Monday, October 4, 2010

Ecology for Innovation: Knowledge Management for Architecture


The Architecture, Engineering, and Construction (AEC) Industry is a well known latecomer in reaping the benefits of Information Technology. As design professionals, architects should be in the front line of innovation and creativity. Often used interchangeably, their fundamental difference should be made clear. Creativity coupled with implementation will produce innovations. Only then will the benefits of creativity be reaped. New media technologies are flooding us with information. Ironically, we are drowning with information but lacking in knowledge. O’Dell and Grayson defined knowledge as information in action. The management guru, Peter F. Drucker, believed that knowledge is information that changes something or somebody, either by becoming grounds for action, or by making an individual (or an institution) capable of different or more effective action. Information is knowing what, while knowledge is knowing how. According to the 2001 World Development Report, the global economy has become a service economy, thus, making it more knowledge intensive. This is the new arena that architects have to compete in. The traditional notion of economy as land, labor, capital is no longer applicable. We must gear up or be left out in the process. A collective response will benefit not only the UAP as our organization but the entire profession.

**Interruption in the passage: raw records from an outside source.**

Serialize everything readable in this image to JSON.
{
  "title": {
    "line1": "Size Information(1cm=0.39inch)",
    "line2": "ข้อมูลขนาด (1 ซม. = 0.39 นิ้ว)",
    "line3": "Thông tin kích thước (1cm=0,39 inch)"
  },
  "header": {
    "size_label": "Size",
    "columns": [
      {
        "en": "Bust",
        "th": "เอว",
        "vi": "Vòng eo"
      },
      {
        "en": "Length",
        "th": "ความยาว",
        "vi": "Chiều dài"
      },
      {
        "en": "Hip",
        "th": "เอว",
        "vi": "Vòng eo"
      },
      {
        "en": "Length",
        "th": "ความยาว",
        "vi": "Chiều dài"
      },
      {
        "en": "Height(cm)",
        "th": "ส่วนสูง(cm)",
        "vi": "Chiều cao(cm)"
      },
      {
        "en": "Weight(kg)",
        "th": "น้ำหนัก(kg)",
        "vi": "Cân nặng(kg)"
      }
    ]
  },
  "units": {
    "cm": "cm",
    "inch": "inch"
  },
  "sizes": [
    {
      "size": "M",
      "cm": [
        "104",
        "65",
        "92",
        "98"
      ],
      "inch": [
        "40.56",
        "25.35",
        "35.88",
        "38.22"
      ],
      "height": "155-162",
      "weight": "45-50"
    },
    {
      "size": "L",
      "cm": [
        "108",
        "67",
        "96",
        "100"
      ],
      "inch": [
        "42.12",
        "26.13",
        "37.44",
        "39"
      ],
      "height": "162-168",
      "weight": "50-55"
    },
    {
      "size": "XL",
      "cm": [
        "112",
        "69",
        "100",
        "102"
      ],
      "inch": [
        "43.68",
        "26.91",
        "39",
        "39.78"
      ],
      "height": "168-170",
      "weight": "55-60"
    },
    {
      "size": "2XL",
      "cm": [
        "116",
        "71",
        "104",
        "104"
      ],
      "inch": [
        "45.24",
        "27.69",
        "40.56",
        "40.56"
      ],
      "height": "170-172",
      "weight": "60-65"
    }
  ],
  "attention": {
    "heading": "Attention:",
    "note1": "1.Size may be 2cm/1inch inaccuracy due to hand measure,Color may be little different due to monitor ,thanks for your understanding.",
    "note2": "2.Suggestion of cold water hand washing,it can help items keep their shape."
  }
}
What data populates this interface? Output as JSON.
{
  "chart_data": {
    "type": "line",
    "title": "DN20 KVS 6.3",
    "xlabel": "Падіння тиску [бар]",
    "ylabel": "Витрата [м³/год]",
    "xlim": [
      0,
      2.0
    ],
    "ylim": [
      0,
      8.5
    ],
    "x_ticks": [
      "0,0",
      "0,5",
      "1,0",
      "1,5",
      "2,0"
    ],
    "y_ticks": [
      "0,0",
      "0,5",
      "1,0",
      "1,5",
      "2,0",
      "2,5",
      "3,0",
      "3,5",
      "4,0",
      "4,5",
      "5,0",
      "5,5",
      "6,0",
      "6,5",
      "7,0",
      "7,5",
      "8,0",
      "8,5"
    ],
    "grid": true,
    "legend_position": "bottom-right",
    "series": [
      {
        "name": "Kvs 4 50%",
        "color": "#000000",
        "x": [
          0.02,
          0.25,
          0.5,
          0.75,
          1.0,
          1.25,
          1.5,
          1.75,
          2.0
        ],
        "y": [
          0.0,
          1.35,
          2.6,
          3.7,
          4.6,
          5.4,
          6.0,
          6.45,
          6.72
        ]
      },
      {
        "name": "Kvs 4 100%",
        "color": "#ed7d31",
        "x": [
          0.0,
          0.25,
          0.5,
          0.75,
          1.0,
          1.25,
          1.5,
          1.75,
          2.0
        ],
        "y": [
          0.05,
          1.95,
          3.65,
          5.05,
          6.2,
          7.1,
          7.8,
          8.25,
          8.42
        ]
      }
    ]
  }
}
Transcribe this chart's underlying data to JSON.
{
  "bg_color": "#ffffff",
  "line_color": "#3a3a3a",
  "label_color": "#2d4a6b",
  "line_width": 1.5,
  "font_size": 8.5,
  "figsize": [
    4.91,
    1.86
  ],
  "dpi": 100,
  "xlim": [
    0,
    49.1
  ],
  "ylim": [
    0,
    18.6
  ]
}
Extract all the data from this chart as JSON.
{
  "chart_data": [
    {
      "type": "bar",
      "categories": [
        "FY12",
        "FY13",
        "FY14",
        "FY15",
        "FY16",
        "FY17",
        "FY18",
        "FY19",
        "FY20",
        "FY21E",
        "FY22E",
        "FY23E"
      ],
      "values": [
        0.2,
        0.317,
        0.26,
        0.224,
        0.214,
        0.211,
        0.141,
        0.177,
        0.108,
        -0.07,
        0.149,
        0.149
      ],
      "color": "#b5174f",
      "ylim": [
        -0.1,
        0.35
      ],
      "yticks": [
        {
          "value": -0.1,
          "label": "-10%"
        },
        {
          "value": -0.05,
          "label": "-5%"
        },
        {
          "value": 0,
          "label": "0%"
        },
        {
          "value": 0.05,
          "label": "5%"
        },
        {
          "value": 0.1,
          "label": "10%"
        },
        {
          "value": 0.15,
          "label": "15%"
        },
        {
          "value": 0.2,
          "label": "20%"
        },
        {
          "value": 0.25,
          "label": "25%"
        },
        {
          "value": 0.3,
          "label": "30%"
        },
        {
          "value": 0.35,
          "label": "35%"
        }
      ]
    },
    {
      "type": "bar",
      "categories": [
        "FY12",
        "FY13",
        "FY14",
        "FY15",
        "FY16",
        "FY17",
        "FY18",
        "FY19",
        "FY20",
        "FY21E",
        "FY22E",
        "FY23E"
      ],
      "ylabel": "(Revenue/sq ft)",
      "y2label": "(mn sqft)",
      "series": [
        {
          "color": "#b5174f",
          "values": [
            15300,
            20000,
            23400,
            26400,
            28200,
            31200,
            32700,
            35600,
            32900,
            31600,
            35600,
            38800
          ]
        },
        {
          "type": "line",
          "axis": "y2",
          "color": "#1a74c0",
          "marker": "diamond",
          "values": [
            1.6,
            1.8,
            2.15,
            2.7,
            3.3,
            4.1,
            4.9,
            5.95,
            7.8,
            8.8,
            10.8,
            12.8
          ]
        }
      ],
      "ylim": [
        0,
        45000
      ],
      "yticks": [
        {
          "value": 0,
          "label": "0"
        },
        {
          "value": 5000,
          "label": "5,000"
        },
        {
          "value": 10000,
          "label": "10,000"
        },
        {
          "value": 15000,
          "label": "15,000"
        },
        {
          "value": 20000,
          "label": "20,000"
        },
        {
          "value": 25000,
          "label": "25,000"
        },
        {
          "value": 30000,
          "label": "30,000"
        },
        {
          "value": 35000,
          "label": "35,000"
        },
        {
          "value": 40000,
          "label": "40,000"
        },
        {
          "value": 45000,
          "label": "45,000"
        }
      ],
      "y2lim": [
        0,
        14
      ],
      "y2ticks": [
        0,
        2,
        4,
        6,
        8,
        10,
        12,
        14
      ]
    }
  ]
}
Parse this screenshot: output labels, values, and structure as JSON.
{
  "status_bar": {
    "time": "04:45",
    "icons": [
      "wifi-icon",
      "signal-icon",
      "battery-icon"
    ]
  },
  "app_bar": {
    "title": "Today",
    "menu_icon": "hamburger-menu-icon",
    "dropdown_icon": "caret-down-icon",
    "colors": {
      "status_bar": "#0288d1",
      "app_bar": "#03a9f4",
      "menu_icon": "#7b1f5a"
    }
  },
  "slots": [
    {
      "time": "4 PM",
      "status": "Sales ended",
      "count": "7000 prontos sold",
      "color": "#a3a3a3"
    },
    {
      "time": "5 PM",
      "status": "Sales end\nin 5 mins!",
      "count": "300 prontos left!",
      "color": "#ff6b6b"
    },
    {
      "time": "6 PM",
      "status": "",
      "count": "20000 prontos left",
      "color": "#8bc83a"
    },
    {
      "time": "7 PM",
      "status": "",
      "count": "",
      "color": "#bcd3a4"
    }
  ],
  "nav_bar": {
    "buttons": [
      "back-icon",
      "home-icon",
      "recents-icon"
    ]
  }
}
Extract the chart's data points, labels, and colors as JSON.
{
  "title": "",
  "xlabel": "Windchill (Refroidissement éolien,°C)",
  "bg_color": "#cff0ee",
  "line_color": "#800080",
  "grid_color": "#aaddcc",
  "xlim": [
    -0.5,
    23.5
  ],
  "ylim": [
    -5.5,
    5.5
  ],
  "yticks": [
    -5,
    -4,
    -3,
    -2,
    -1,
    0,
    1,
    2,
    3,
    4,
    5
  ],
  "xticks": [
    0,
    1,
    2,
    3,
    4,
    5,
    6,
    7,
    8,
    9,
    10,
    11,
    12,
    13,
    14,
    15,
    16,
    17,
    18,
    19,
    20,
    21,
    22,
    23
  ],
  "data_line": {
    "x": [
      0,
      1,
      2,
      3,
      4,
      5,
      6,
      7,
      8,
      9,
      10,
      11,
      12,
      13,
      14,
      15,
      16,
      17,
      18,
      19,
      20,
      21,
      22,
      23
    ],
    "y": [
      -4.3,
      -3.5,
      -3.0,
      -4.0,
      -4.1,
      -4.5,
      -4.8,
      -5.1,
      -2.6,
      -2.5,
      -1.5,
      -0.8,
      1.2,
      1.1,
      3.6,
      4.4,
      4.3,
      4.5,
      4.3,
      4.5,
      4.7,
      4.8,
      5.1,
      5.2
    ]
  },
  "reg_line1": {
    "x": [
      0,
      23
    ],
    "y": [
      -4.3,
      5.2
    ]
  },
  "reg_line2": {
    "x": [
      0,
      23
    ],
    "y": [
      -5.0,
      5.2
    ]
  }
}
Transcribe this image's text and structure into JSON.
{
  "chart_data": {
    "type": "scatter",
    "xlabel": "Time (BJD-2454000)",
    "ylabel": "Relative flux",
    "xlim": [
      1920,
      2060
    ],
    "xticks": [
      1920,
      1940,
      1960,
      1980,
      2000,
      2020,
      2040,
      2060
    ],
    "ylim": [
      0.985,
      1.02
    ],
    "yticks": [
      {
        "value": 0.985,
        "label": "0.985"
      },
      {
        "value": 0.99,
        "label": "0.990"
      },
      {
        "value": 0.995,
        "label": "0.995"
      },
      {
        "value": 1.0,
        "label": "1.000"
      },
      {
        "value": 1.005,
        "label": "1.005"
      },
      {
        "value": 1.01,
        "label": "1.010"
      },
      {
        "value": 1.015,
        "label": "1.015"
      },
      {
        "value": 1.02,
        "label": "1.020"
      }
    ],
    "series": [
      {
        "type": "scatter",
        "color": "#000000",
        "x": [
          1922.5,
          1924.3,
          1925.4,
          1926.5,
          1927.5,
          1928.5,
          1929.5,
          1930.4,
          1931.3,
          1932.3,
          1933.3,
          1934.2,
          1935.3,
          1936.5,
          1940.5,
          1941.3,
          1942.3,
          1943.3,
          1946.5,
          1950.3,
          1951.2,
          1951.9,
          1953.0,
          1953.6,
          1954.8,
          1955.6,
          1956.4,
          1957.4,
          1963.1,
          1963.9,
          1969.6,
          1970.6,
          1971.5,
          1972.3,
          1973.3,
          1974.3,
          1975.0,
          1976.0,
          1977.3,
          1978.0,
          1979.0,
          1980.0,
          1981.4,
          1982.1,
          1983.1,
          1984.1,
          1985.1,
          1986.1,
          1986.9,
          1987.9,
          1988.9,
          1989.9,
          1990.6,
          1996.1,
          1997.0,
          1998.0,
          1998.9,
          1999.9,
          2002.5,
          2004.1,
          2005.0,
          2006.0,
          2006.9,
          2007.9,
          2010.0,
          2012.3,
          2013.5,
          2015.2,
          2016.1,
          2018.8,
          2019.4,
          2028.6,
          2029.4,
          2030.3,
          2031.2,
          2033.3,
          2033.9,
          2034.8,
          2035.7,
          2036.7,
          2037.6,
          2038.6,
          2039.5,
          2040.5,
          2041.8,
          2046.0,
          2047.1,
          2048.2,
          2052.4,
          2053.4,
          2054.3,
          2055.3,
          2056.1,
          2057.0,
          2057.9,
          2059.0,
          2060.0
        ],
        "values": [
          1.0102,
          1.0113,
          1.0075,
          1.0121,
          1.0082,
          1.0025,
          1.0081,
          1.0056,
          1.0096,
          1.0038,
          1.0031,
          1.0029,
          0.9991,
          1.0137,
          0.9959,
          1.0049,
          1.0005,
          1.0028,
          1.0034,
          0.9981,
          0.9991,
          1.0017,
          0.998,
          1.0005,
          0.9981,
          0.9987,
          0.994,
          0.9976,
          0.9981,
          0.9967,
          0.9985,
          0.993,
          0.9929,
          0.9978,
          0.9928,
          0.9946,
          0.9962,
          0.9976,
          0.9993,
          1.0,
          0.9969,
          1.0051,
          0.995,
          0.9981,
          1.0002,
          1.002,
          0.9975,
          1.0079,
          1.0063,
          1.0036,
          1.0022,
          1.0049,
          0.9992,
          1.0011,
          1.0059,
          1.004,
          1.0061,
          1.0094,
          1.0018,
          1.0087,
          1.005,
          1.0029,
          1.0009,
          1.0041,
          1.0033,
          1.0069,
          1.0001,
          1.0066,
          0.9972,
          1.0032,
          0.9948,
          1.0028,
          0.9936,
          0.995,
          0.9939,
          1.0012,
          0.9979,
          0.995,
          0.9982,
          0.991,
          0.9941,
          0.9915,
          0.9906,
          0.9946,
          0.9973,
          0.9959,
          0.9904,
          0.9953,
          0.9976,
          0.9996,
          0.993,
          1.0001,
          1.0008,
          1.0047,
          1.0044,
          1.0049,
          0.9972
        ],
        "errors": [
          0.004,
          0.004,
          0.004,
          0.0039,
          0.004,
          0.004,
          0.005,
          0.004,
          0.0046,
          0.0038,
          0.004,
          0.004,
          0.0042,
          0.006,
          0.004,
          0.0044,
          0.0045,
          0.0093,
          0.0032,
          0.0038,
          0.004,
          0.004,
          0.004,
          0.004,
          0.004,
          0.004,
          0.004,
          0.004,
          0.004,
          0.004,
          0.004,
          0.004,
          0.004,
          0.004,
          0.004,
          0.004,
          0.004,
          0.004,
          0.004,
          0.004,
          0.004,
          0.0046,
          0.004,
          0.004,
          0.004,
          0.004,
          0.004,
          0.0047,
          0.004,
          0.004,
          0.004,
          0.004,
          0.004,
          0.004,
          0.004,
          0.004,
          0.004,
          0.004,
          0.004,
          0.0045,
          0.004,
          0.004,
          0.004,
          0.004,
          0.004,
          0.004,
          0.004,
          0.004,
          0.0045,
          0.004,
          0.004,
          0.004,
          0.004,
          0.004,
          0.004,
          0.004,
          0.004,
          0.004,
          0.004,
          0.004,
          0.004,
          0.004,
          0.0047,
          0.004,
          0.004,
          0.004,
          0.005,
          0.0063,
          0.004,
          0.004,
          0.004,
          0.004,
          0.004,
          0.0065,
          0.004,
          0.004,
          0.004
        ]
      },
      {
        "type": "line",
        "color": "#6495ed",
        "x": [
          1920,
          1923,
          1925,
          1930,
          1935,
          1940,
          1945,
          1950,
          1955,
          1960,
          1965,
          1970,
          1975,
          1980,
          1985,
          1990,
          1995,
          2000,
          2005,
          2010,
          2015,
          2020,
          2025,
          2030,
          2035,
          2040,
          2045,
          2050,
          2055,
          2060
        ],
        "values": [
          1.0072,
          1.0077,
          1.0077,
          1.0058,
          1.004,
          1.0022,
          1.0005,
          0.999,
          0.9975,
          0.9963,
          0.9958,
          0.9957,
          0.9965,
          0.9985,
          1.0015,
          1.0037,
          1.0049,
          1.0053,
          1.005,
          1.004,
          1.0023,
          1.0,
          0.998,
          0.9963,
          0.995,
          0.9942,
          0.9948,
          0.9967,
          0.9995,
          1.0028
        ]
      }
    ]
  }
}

As media architects, we should aim to turn the future into an asset. We should do it rapidly, systematically, boldly, and openly. What we need is an innovative tool called future center. A future center is a facilitated organizational space dedicated to support an organization in its efforts to prepare systematically for the future and address it in a proactive way. Future centers nourish radical open innovation and complement other functions of the organization. The center provide the methodology, facilitation, expertise for identification, analysis of (very) long term threats, trends and opportunities which may be called "a future image". Off hand, the borderless practice of architecture initiated by the PRC through the BOA seemingly poses a threat to us as design professionals. But we have to weigh the threat against the benefits of open collaboration and knowledge transfers. In due time, the UAP will be a better learning organization.